Benoît Peeters nous propose de redécouvrir l'œuvre d'Alain Robbe-Grillet, et avec elle l'histoire du Nouveau roman, grâce à deux ouvrages : une analyse de ses romans et une série d'entretiens inédits.
Alain Robbe-Grillet aurait eu cent ans cette année. Quelle meilleure occasion pour le redécouvrir par le biais des entretiens qu’il accorda en 2001 à Benoît Peeters et de la lecture que le même Peeters fait de ses œuvres ? En deux livres, les singularités du chef de file du dit « Nouveau Roman » sont révélées comme jamais elles ne l’ont été.
Un auteur dans le siècle
Benoît Peeters montre comment Robbe-Grillet (qui est sans doute, parmi les « Nouveaux Romanciers », celui qui fut le plus proche de Jérôme Lindon) comprit ce que la guerre avait fait à la littérature : le récit à narrateur omniscient n’était plus possible (« être moderne, c’est savoir ce qui n’est plus possible », disait Barthes, et en ceci Robbe-Grillet est moderne parmi les modernes). L’époque appelait un nouveau formalisme où les effets spatiaux se multiplient au détriment du temps de la narration. Certains espaces s’approfondissent, d’autres s’amenuisent, comme dans Le Voyeur— et ce n’est pas un hasard si l’œuvre cinématographique de Robbe-Grillet prolonge sa production littéraire.
La trajectoire de l’auteur, d’ailleurs, est étonnante : ingénieur agronome (comme Houellebecq, même si les deux ne font pas la paire), il est injustement accusé d’avoir accepté le STO (le Service du travail obligatoire au profit de l'Allemagne, durant l'Occupation). Animé d’une sorte de folie qui le fait étranger au monde, Robbe-Grillet, ayant découvert l’existence des camps de la mort, se voit en quelque sorte forcé de reconstruire, sur un champ de ruines, un monde qui sera régi par un ordre en pleine débandade. D’où des récits totalitaires qui prétendent embrasser le monde entier, mais qui programment aussi leur propre échec. Dès Un régicide (son véritable premier livre, qu’il publiera longtemps après l’avoir écrit), il démonte le récit, assassinant sinon le roi, du moins la littérature. Et ce moins par (prétendue) objectivité que pour mimer une hallucination, dans une démultiplication trépidante de la fable.
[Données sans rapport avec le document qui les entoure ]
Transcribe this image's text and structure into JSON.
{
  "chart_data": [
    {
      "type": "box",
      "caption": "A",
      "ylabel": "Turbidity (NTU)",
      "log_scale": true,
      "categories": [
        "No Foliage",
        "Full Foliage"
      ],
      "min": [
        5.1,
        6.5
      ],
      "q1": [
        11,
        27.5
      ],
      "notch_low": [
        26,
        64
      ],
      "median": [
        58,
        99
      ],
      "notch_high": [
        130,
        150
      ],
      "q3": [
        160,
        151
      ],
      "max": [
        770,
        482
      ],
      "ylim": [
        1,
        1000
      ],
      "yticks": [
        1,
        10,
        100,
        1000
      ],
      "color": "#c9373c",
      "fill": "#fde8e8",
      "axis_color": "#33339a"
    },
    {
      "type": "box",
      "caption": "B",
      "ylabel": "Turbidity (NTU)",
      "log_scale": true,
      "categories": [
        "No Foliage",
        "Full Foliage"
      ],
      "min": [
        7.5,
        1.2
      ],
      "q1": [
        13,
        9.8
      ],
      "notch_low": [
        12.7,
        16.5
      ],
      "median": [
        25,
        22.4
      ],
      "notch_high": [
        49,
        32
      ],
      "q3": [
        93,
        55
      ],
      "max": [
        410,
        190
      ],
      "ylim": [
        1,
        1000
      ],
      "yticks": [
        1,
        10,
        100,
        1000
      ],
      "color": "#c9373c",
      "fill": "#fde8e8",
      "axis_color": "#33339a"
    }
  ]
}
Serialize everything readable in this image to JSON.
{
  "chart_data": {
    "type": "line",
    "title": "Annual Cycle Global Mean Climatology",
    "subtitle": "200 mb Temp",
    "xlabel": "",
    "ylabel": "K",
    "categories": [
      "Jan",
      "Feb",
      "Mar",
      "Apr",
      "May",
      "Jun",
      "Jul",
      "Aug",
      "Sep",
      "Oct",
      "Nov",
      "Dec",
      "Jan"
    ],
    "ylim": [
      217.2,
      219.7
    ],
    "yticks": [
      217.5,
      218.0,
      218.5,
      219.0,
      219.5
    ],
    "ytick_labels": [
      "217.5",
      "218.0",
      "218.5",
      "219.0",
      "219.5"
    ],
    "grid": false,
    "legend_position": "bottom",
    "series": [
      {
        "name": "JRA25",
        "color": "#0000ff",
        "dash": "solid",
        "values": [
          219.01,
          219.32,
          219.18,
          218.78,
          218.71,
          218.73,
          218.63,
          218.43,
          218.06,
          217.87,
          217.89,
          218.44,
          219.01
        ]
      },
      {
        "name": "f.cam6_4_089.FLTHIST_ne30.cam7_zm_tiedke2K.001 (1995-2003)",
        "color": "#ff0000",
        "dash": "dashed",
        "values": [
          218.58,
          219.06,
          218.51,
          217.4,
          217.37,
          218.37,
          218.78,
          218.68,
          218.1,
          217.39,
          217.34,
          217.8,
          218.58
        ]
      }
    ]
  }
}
Chez Robbe-Grillet en effet tout est vertige, et parfois même vertige surréaliste — même si cela ne fut pas compris à l’époque. D’autant que l’auteur a su intelligemment enrober sa création dans une théorie parfois fondée sur de simples arguments d’autorité, et qui cache la vérité profonde de ses livres pour en brouiller les pistes. Cette théorie reste cependant à la marge de son œuvre, qui raconte bien autre chose que ce qu’il a pu en dire lui-même, ou ce qu’en ont dit les Ricardou, Barthes ou encore Bruce Morrissette, qui n’en ont jamais atteint le cœur. Peeters, lui, a su faire émerger l’essentiel de Robbe-Grillet. Il exhume ainsi un écrivain empreint de timidité et de doute, et montre comment Robbe-Grillet se construit à partir de 1944-1945 dans une incertitude profonde face à un monde étrange et sans vérité univoque.
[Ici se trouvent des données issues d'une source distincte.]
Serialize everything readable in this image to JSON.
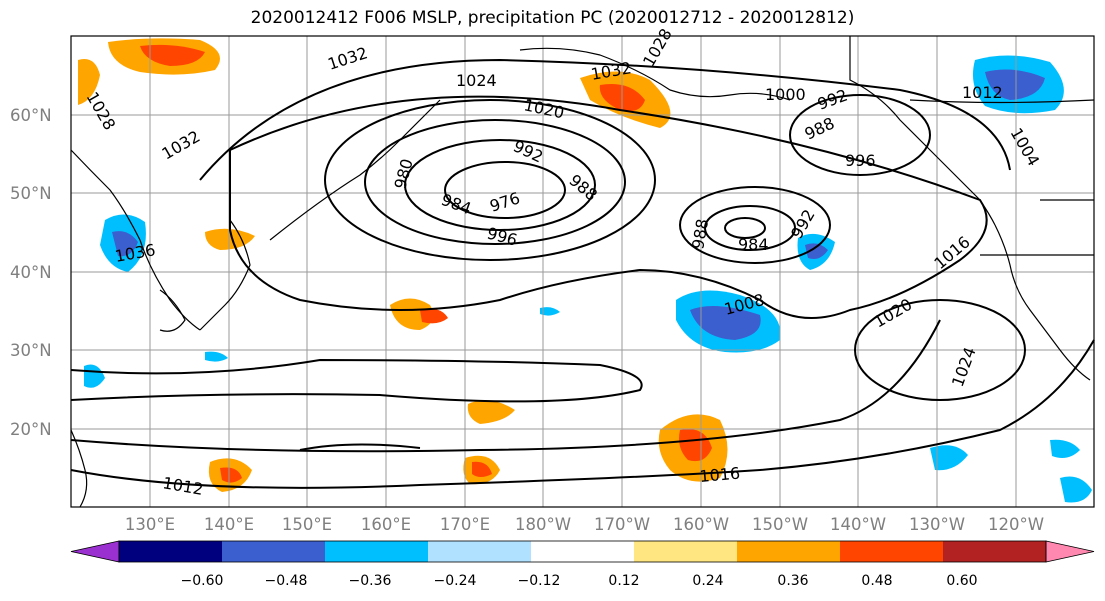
{
  "title": "2020012412 F006 MSLP, precipitation PC (2020012712 - 2020012812)",
  "map": {
    "lat_labels": [
      "60°N",
      "50°N",
      "40°N",
      "30°N",
      "20°N"
    ],
    "lon_labels": [
      "130°E",
      "140°E",
      "150°E",
      "160°E",
      "170°E",
      "180°W",
      "170°W",
      "160°W",
      "150°W",
      "140°W",
      "130°W",
      "120°W"
    ],
    "isobar_labels": [
      "1032",
      "1024",
      "1020",
      "1032",
      "1028",
      "1028",
      "1032",
      "1000",
      "992",
      "988",
      "996",
      "984",
      "976",
      "980",
      "992",
      "988",
      "996",
      "984",
      "988",
      "992",
      "1036",
      "1016",
      "1020",
      "1024",
      "1008",
      "1012",
      "1016",
      "1012",
      "1004"
    ],
    "grid": true
  },
  "colorbar": {
    "tick_labels": [
      "−0.60",
      "−0.48",
      "−0.36",
      "−0.24",
      "−0.12",
      "0.12",
      "0.24",
      "0.36",
      "0.48",
      "0.60"
    ],
    "colors": [
      "#9b30d0",
      "#00007f",
      "#3b5fcf",
      "#00bfff",
      "#b0e2ff",
      "#ffffff",
      "#ffe680",
      "#ffa500",
      "#ff4500",
      "#b22222",
      "#ff88b0"
    ]
  }
}
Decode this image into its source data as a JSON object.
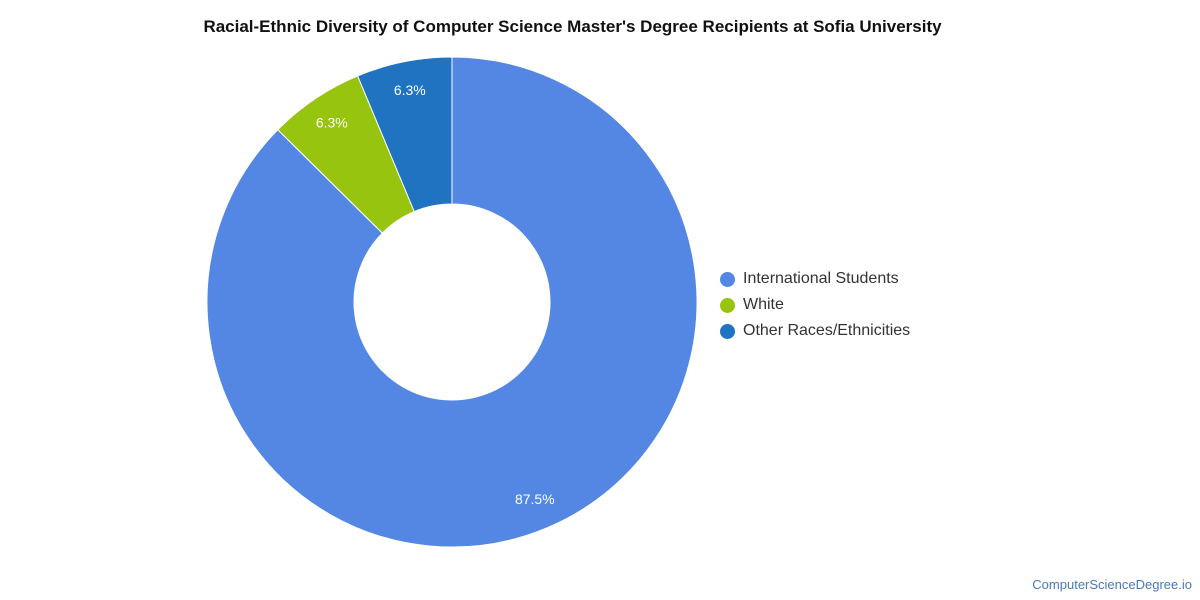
{
  "chart_data": {
    "type": "pie",
    "variant": "donut",
    "title": "Racial-Ethnic Diversity of Computer Science Master's Degree Recipients at Sofia University",
    "categories": [
      "International Students",
      "White",
      "Other Races/Ethnicities"
    ],
    "values": [
      87.5,
      6.3,
      6.3
    ],
    "labels": [
      "87.5%",
      "6.3%",
      "6.3%"
    ],
    "colors": [
      "#5486e3",
      "#97c40f",
      "#1f73c1"
    ],
    "legend_position": "right",
    "start_angle": "top",
    "direction": "clockwise"
  },
  "footer": {
    "credit": "ComputerScienceDegree.io"
  }
}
De la littérature au cinéma
Ce qu’il faut retenir de ces deux livres, c’est que, s’il est formaliste, Robbe-Grillet reste néanmoins plus romancier de la matière que de la manière. Comme Kafka, il met en évidence l’opacité du monde et le labyrinthe des êtres. Chaque livre remet les problèmes à zéro et les horloges à l’heure. Mais dans le même temps, Robbe-Grillet avance à chaque fois vers un au-delà, un « trop loin ».
Et il en va de même au cinéma, où il crée à partir de L’Immortelle (1963) une œuvre curieuse à la grammaire nouvelle — et ce avant le tournant de 1970, même si ses questionnements seront ensuite démultipliés par Godard. Son cinéma érotique, en particulier, laisse encore aujourd’hui les critiques pantois devant ses audaces. Il tombe alors dans le « trop », comme parfois dans son écriture il fait dans le « trop peu ». Mais c’est que, pour le citer — et c’est là sans doute le fin mot de son esthétique —, « les éléments en trop et les éléments en moins, c’est extrêmement important ».